At any point, did you ever just look back and just laugh at the certain events that were happening?
All the time. We had so much fun. The script is hilarious. The laughter is hilarious. Sometimes we didn’t really expect it. There’s this one scene right in the movie, where Rob is chasing them in the fog, I can hear him ad-libbing in the woods: “I love you”. It was so ridiculous, hearing him screaming his love into the forest. We all laughed really hard. So yeah, it was a pleasure to have the opportunity to make such a film and we all had a lot of fun doing it.
The twist of the middle of the movie, in flipping the script almost entirely of what’s expected of the slasher genre. Can you tell us what inspired you to make this decision?
Early on we knew that we wanted to play with preconceptions of this story. As much as we wanted it to be an interesting story with new characters, we also wanted to be commenting on expectations of the horror genre. One of our first ideas was, why don’t we start up the movie a little brightly lit, cheezy, and make it seem like we’re going to do the original with no changes. Sort of getting people into that expectation, but as the movie progresses, we’ll learn more about the chatters and see audiences second guess themselves. Maybe I don’t understand the situation? Maybe they have more depths and meta layers of the horror genre. In a way, there’s a lot of red herrings in the film, you kind of want people to lower their expectations! Have fun but like not really think anything new is going to happen so hopefully, the midpoint is when we surprise and shake things up and really get into the more layered part of the story.

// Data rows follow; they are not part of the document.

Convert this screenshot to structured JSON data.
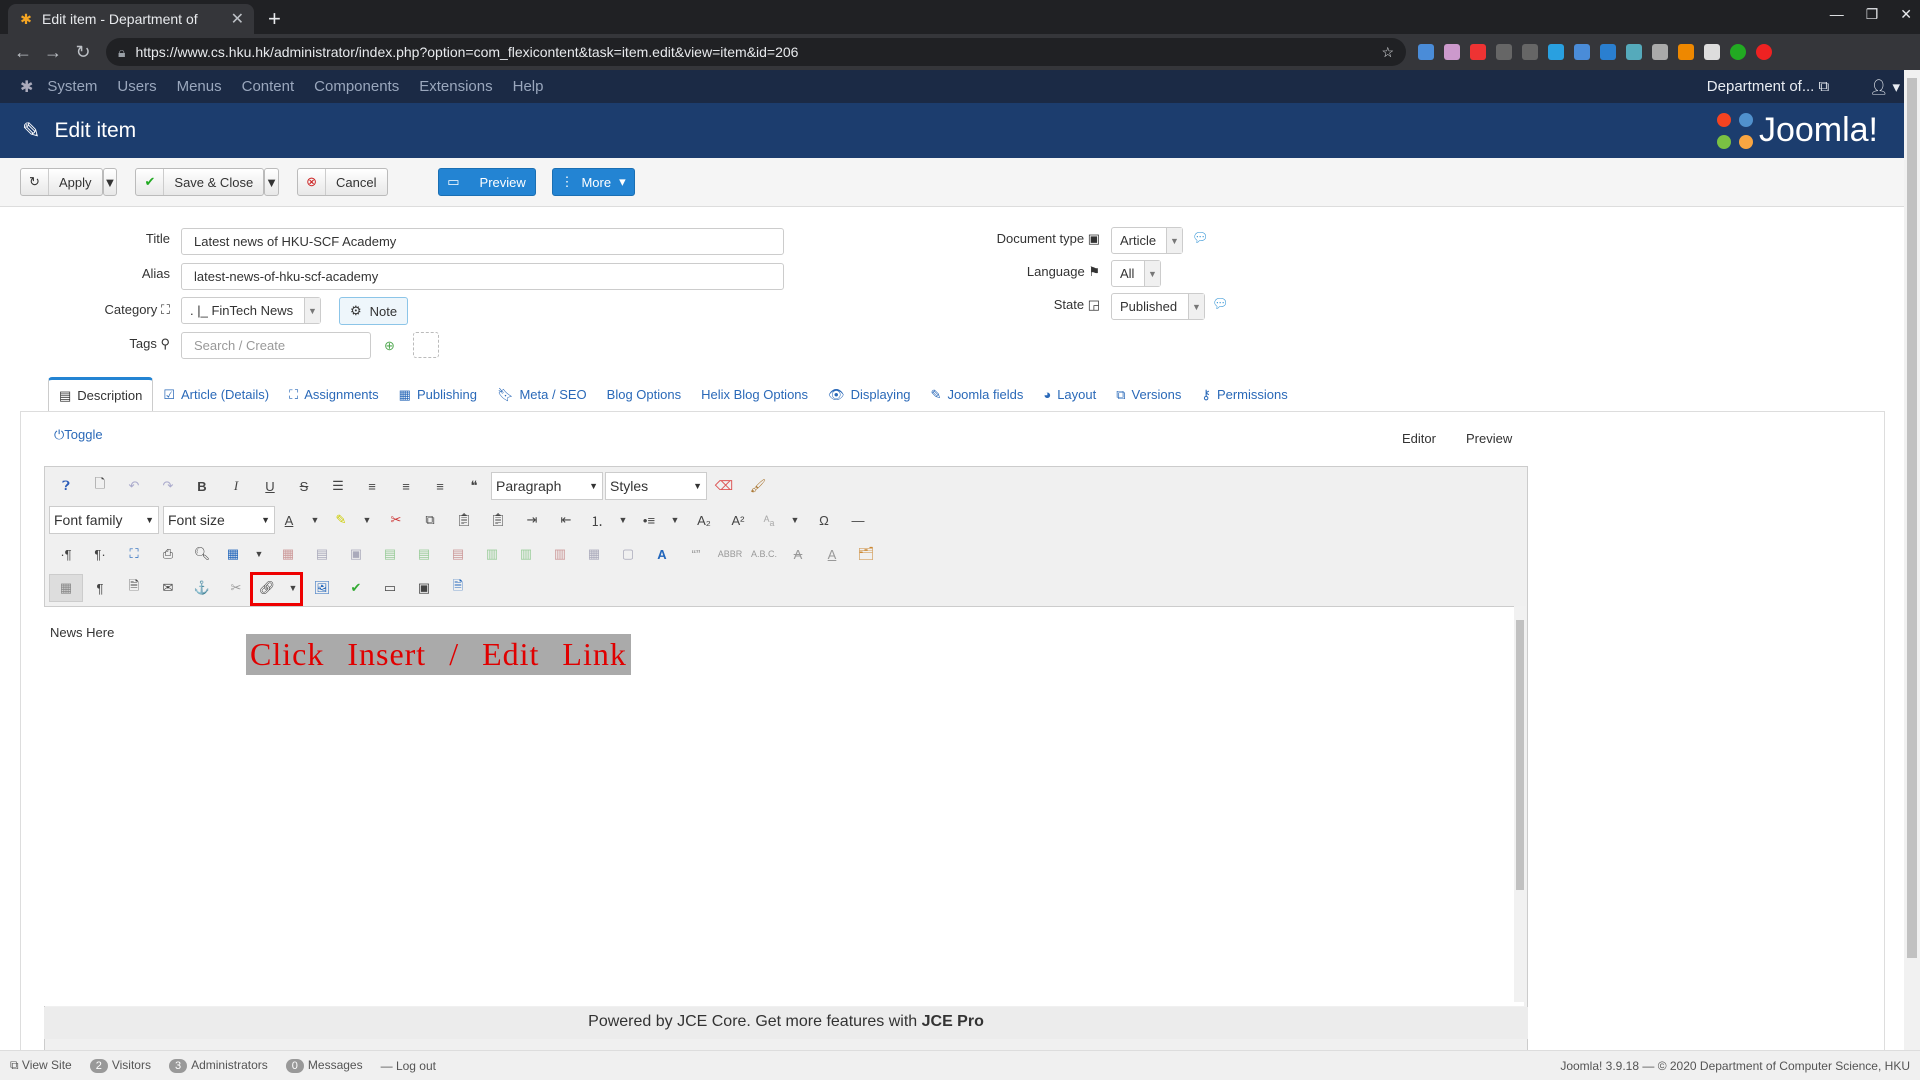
{
  "browser": {
    "tab_title": "Edit item - Department of",
    "url": "https://www.cs.hku.hk/administrator/index.php?option=com_flexicontent&task=item.edit&view=item&id=206"
  },
  "adminbar": {
    "menu": [
      "System",
      "Users",
      "Menus",
      "Content",
      "Components",
      "Extensions",
      "Help"
    ],
    "site_name": "Department of..."
  },
  "header": {
    "title": "Edit item",
    "brand": "Joomla!"
  },
  "toolbar": {
    "apply": "Apply",
    "save_close": "Save & Close",
    "cancel": "Cancel",
    "preview": "Preview",
    "more": "More"
  },
  "form": {
    "title_label": "Title",
    "title_value": "Latest news of HKU-SCF Academy",
    "alias_label": "Alias",
    "alias_value": "latest-news-of-hku-scf-academy",
    "category_label": "Category",
    "category_value": ". |_ FinTech News",
    "note_label": "Note",
    "tags_label": "Tags",
    "tags_placeholder": "Search / Create",
    "doctype_label": "Document type",
    "doctype_value": "Article",
    "language_label": "Language",
    "language_value": "All",
    "state_label": "State",
    "state_value": "Published"
  },
  "tabs": [
    "Description",
    "Article (Details)",
    "Assignments",
    "Publishing",
    "Meta / SEO",
    "Blog Options",
    "Helix Blog Options",
    "Displaying",
    "Joomla fields",
    "Layout",
    "Versions",
    "Permissions"
  ],
  "editor": {
    "toggle": "Toggle",
    "mode_editor": "Editor",
    "mode_preview": "Preview",
    "paragraph": "Paragraph",
    "styles": "Styles",
    "font_family": "Font family",
    "font_size": "Font size",
    "content": "News Here",
    "annotation": "Click Insert / Edit Link",
    "powered_prefix": "Powered by JCE Core. Get more features with ",
    "powered_link": "JCE Pro"
  },
  "footer": {
    "view_site": "View Site",
    "visitors_count": "2",
    "visitors": "Visitors",
    "admins_count": "3",
    "admins": "Administrators",
    "messages_count": "0",
    "messages": "Messages",
    "logout": "Log out",
    "version": "Joomla! 3.9.18 — © 2020 Department of Computer Science, HKU"
  }
}
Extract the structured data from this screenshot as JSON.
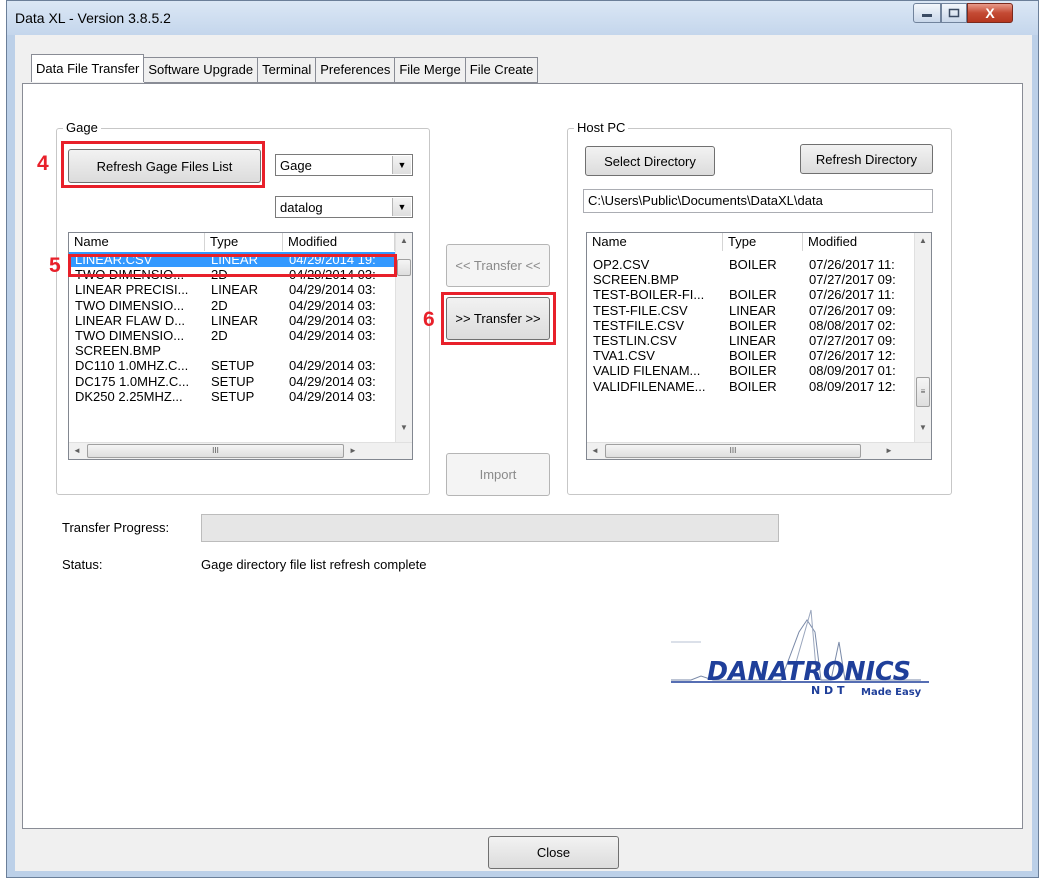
{
  "window": {
    "title": "Data XL - Version 3.8.5.2",
    "close_glyph": "X"
  },
  "tabs": [
    "Data File Transfer",
    "Software Upgrade",
    "Terminal",
    "Preferences",
    "File Merge",
    "File Create"
  ],
  "gage": {
    "group_label": "Gage",
    "refresh_button": "Refresh Gage Files List",
    "device_combo": "Gage",
    "folder_combo": "datalog",
    "columns": [
      "Name",
      "Type",
      "Modified"
    ],
    "rows": [
      {
        "name": "LINEAR.CSV",
        "type": "LINEAR",
        "modified": "04/29/2014 19:"
      },
      {
        "name": "TWO DIMENSIO...",
        "type": "2D",
        "modified": "04/29/2014 03:"
      },
      {
        "name": "LINEAR PRECISI...",
        "type": "LINEAR",
        "modified": "04/29/2014 03:"
      },
      {
        "name": "TWO DIMENSIO...",
        "type": "2D",
        "modified": "04/29/2014 03:"
      },
      {
        "name": "LINEAR FLAW D...",
        "type": "LINEAR",
        "modified": "04/29/2014 03:"
      },
      {
        "name": "TWO DIMENSIO...",
        "type": "2D",
        "modified": "04/29/2014 03:"
      },
      {
        "name": "SCREEN.BMP",
        "type": "",
        "modified": ""
      },
      {
        "name": "DC110 1.0MHZ.C...",
        "type": "SETUP",
        "modified": "04/29/2014 03:"
      },
      {
        "name": "DC175 1.0MHZ.C...",
        "type": "SETUP",
        "modified": "04/29/2014 03:"
      },
      {
        "name": "DK250 2.25MHZ...",
        "type": "SETUP",
        "modified": "04/29/2014 03:"
      }
    ],
    "selected_index": 0
  },
  "middle": {
    "transfer_left": "<< Transfer <<",
    "transfer_right": ">> Transfer >>",
    "import": "Import"
  },
  "host": {
    "group_label": "Host PC",
    "select_directory": "Select Directory",
    "refresh_directory": "Refresh Directory",
    "path": "C:\\Users\\Public\\Documents\\DataXL\\data",
    "columns": [
      "Name",
      "Type",
      "Modified"
    ],
    "rows": [
      {
        "name": "OP2.CSV",
        "type": "BOILER",
        "modified": "07/26/2017 11:"
      },
      {
        "name": "SCREEN.BMP",
        "type": "",
        "modified": "07/27/2017 09:"
      },
      {
        "name": "TEST-BOILER-FI...",
        "type": "BOILER",
        "modified": "07/26/2017 11:"
      },
      {
        "name": "TEST-FILE.CSV",
        "type": "LINEAR",
        "modified": "07/26/2017 09:"
      },
      {
        "name": "TESTFILE.CSV",
        "type": "BOILER",
        "modified": "08/08/2017 02:"
      },
      {
        "name": "TESTLIN.CSV",
        "type": "LINEAR",
        "modified": "07/27/2017 09:"
      },
      {
        "name": "TVA1.CSV",
        "type": "BOILER",
        "modified": "07/26/2017 12:"
      },
      {
        "name": "VALID FILENAM...",
        "type": "BOILER",
        "modified": "08/09/2017 01:"
      },
      {
        "name": "VALIDFILENAME...",
        "type": "BOILER",
        "modified": "08/09/2017 12:"
      }
    ]
  },
  "progress": {
    "label": "Transfer Progress:",
    "value": 0
  },
  "status": {
    "label": "Status:",
    "text": "Gage directory file list refresh complete"
  },
  "annotations": [
    "4",
    "5",
    "6"
  ],
  "logo": {
    "brand": "DANATRONICS",
    "sub": "N D T",
    "tagline": "Made Easy"
  },
  "close_button": "Close",
  "scroll_glyph": "III",
  "colors": {
    "annotation_red": "#e8202a",
    "selection_blue": "#3399ff",
    "logo_blue": "#1f3f9a"
  }
}
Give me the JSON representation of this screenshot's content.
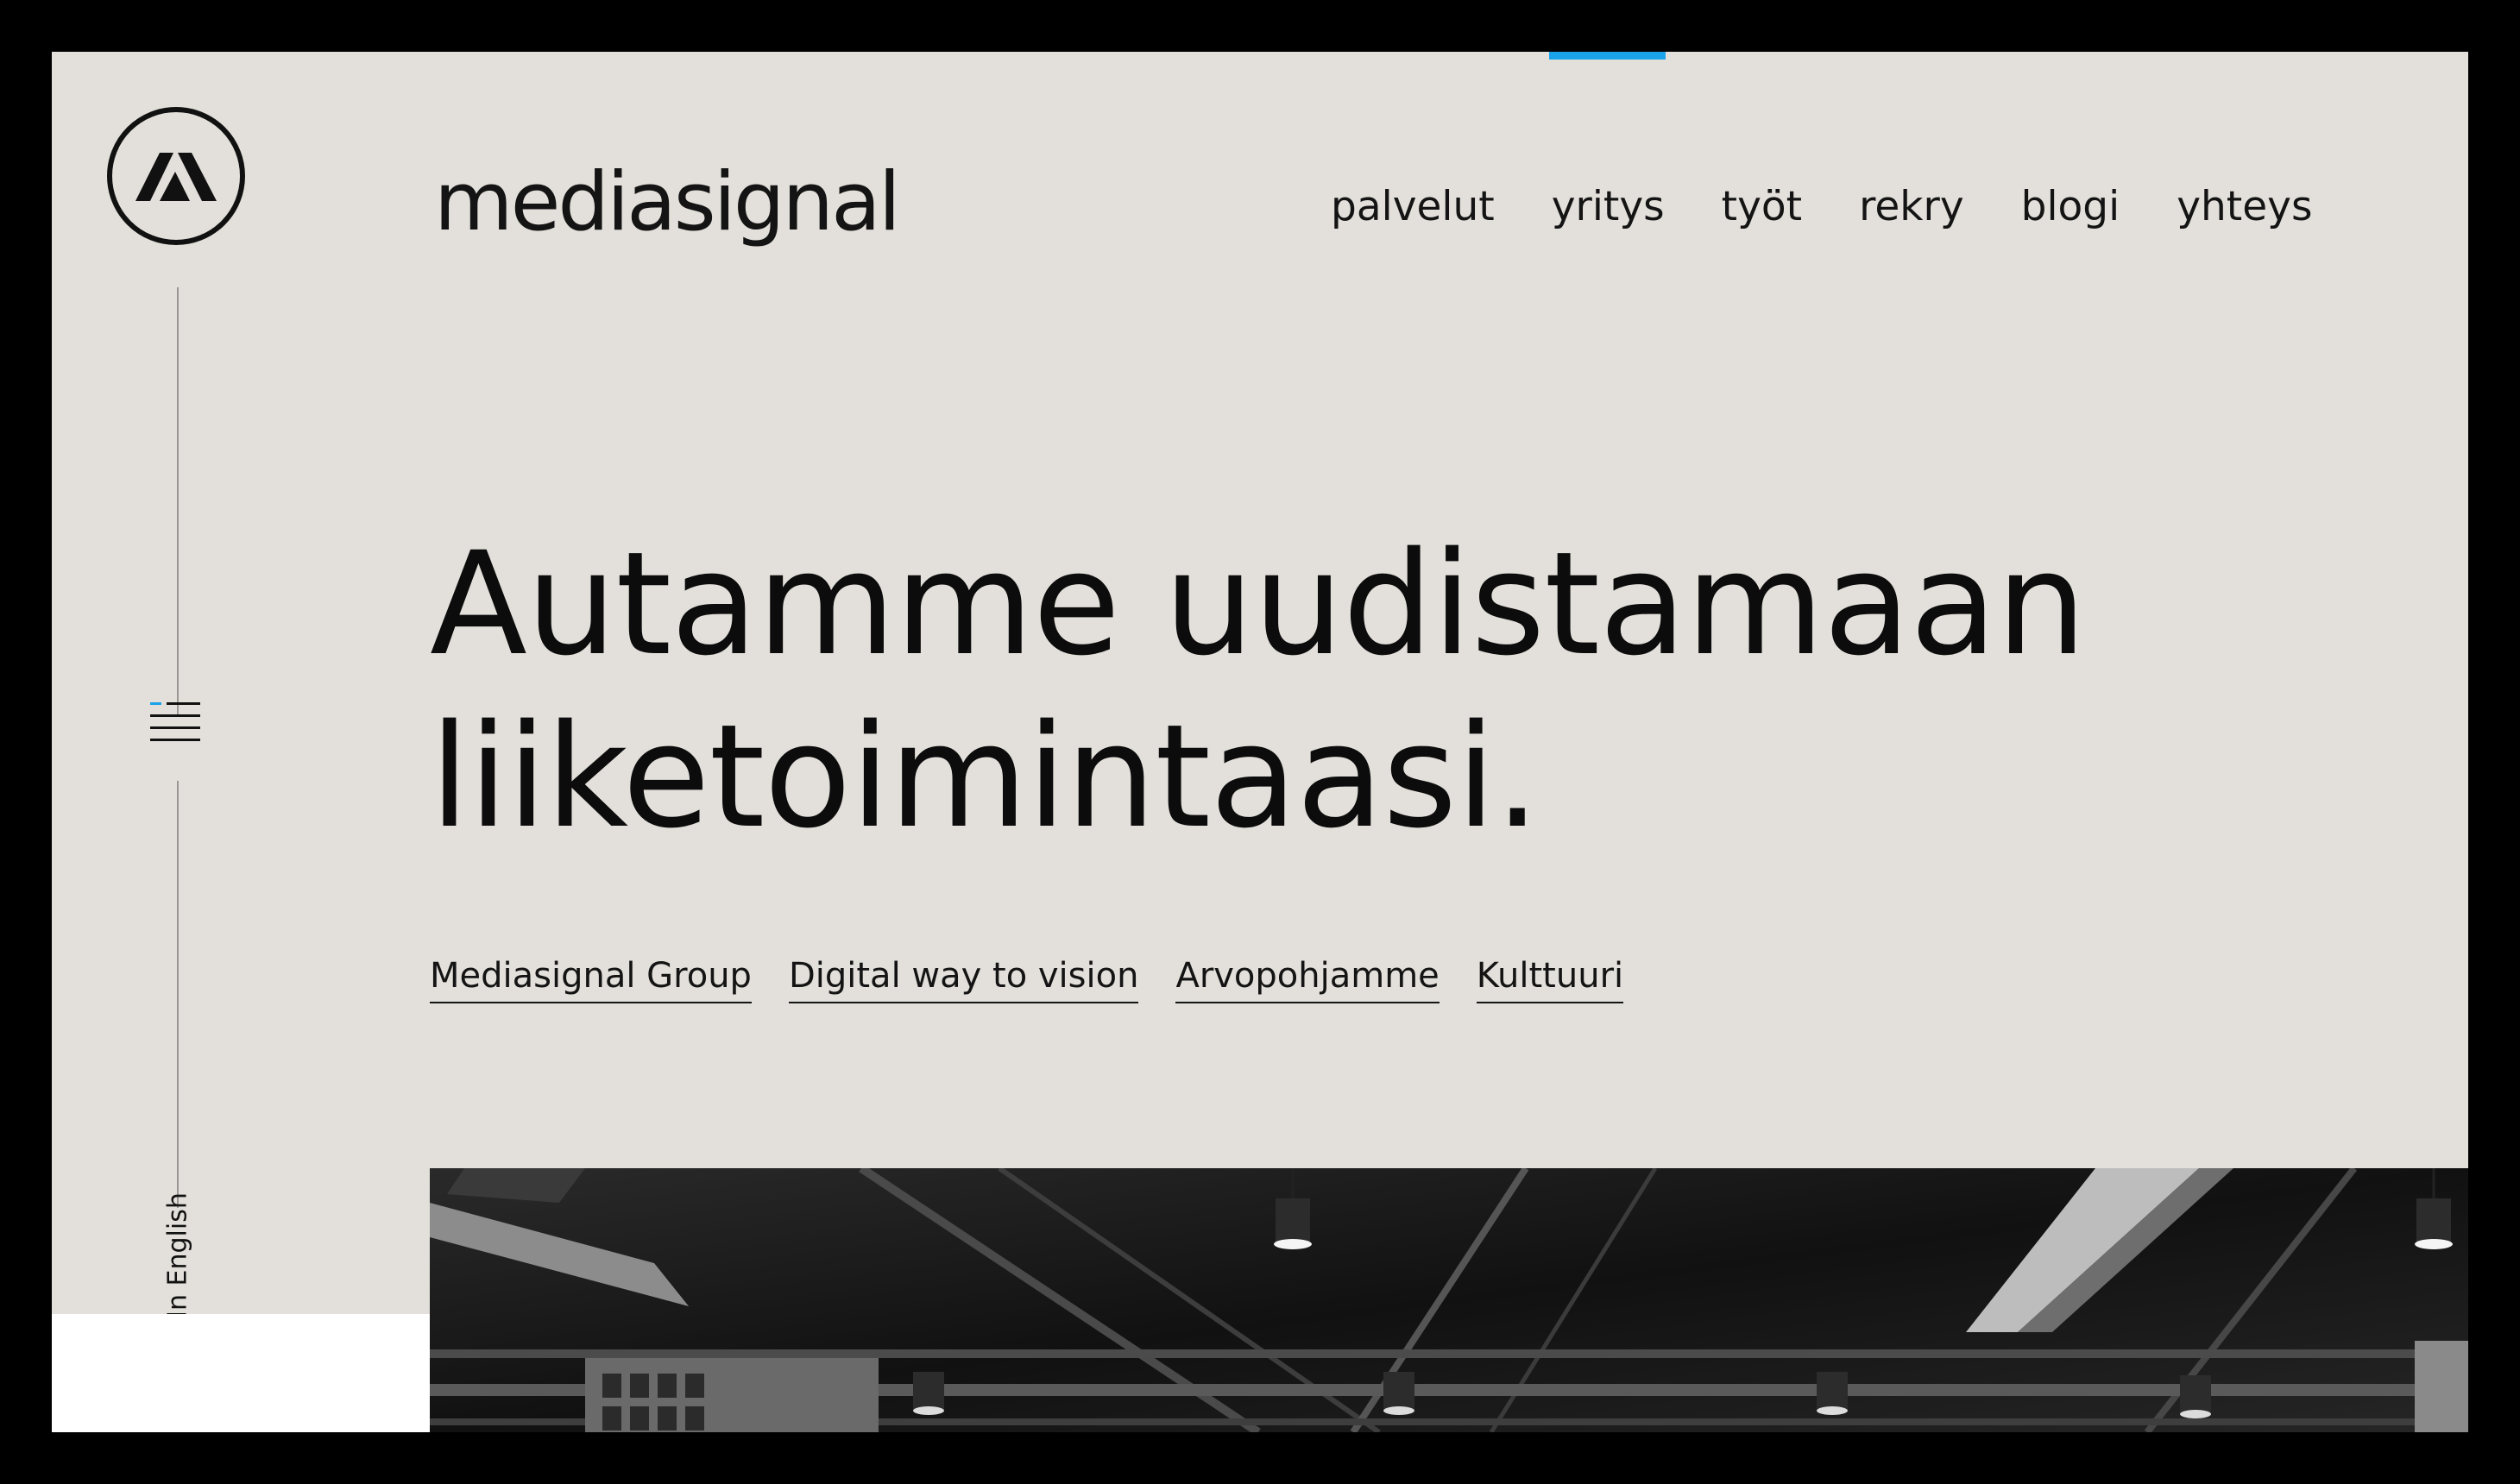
{
  "brand": {
    "name": "mediasignal",
    "logo_icon": "mediasignal-monogram-icon"
  },
  "nav": {
    "items": [
      {
        "label": "palvelut"
      },
      {
        "label": "yritys",
        "active": true
      },
      {
        "label": "työt"
      },
      {
        "label": "rekry"
      },
      {
        "label": "blogi"
      },
      {
        "label": "yhteys"
      }
    ]
  },
  "sidebar": {
    "menu_icon": "menu-icon",
    "language_toggle": "In English"
  },
  "hero": {
    "title_line1": "Autamme uudistamaan",
    "title_line2": "liiketoimintaasi."
  },
  "subnav": {
    "links": [
      "Mediasignal Group",
      "Digital way to vision",
      "Arvopohjamme",
      "Kulttuuri"
    ]
  },
  "colors": {
    "background": "#e3e0db",
    "accent": "#1aa3e8",
    "text": "#111111",
    "frame": "#000000"
  }
}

100% And the Pillow fight particularly made me bawling out laughing. It was brilliant.
Thank you, we had a lot of fun shooting that and there were feathers everywhere!
Can we talk about the significance of the mother-daughter relationship? Why did you personally feel so entwined about that message and where did you channel it in from your personal life?
The relationship between the mothers and daughters in this story is very key and they say so much. I don’t know if it’s because if I have a difficult relationship with my mother, but I also wanted to talk about intergenerational trauma and also internalized misogyny. The way we force gender rules on ourselves and our own children. So yeah, I really wanted to talk about those themes and thread them in there. The actors and I talked about those things constantly — I think they brought so many layers into their performances.
And that was it. Special thanks to the SYFY network, Danishka Esterhazy, and Big Gold Belt Media. Slumber Party Massacre aired last night but you can likely rewatch it through Halloween month.